The other day I was flying back from Ithaca. The weather had been bad; for a while I didn't know if the plane would take off. When it finally did, I gave a sigh of relief, opened my book (like most people, I carry one when traveling) and started to read. About half an hour later, the sun was in my eyes, bothering me. I was about to pull down the window covering when I happened to look out.
The scene was literally breathtaking. I was eye-level with a sun that was setting blood-orange over a bank of pristine white cotton-wool balls that stretched unbroken beneath us. It struck me that I was hurtling through the air in a metal cylinder that weighed over 300,000 pounds. If someone had told this to our ancestors two hundred years ago, would they have even believed it possible? And yet when I looked around me, every passenger was oblivious of the amazing situation we were in --just as I myself had been a few minutes ago. How quickly we get used to things. How quickly we take them for granted.
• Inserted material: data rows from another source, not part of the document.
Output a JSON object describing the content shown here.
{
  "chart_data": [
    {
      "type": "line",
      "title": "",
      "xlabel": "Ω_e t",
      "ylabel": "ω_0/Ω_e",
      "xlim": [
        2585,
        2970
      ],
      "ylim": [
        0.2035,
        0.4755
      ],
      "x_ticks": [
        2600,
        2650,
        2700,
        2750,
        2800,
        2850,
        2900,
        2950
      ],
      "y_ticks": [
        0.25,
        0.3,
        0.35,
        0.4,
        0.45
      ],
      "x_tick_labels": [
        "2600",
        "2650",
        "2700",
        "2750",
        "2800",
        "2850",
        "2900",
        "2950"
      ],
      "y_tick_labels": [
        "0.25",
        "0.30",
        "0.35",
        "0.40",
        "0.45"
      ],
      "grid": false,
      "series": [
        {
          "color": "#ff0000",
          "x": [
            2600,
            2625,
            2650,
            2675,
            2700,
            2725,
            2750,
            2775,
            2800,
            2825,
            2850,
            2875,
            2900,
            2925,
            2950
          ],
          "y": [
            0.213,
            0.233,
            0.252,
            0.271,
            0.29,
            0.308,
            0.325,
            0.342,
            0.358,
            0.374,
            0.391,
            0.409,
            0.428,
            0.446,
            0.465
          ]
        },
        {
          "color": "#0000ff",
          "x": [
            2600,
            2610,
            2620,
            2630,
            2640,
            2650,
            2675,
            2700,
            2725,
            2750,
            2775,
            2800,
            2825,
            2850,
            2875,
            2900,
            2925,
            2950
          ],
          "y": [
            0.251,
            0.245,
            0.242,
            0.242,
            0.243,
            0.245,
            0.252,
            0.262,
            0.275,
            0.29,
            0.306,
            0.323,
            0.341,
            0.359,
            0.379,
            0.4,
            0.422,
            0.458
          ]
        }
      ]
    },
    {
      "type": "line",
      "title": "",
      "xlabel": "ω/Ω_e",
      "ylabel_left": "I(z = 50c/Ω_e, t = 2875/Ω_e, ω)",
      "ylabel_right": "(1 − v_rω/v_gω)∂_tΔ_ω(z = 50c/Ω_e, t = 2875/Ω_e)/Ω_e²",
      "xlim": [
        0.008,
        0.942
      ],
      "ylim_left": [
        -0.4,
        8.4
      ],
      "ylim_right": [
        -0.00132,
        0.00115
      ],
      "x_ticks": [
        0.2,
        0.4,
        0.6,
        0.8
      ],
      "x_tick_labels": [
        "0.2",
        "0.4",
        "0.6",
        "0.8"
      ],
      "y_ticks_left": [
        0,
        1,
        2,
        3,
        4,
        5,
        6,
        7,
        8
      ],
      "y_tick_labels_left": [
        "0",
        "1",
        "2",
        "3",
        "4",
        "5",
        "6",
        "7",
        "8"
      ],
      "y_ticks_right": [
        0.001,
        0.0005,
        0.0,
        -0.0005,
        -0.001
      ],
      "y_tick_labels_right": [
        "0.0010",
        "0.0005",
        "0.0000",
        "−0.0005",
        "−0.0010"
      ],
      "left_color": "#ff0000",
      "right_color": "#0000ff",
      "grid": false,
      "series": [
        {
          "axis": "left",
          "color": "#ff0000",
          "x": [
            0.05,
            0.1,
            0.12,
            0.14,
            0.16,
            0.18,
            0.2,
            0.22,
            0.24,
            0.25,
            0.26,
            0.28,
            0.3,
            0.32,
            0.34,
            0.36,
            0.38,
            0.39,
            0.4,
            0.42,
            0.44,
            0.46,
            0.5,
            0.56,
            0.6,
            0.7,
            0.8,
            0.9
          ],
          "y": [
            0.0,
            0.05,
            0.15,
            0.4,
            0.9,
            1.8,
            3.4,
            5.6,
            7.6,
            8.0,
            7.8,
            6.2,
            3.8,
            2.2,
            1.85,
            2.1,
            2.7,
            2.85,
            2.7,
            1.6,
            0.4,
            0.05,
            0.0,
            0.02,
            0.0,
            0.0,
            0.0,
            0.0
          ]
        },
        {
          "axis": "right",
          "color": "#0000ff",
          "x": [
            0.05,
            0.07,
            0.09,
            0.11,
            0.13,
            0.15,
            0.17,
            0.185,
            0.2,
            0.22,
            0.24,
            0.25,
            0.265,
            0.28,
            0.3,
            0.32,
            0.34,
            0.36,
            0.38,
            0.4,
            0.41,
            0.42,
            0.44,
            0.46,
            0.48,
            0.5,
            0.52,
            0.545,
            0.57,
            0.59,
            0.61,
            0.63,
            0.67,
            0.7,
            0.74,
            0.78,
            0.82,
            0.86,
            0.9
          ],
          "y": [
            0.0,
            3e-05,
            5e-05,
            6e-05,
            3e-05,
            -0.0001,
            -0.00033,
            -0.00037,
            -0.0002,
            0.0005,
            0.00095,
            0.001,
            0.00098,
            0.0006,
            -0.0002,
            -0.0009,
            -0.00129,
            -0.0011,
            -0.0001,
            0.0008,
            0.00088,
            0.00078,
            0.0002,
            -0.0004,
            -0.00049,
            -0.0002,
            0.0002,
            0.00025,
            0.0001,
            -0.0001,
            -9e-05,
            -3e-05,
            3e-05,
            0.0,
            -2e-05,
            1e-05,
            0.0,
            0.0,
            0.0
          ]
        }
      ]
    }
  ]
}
I gazed for a while, then turned back to my book. Here was another wonder--black squiggles on a page that could make pictures blossom inside our head, that could make us laugh or weep--or inspire us to transform our lives. I thought of my favorite book-related quotation (anyone recognize the author?):
"A book should serve as the ax for the frozen sea within us."
I hope my books--at least one of them--can do that--for at least one reader.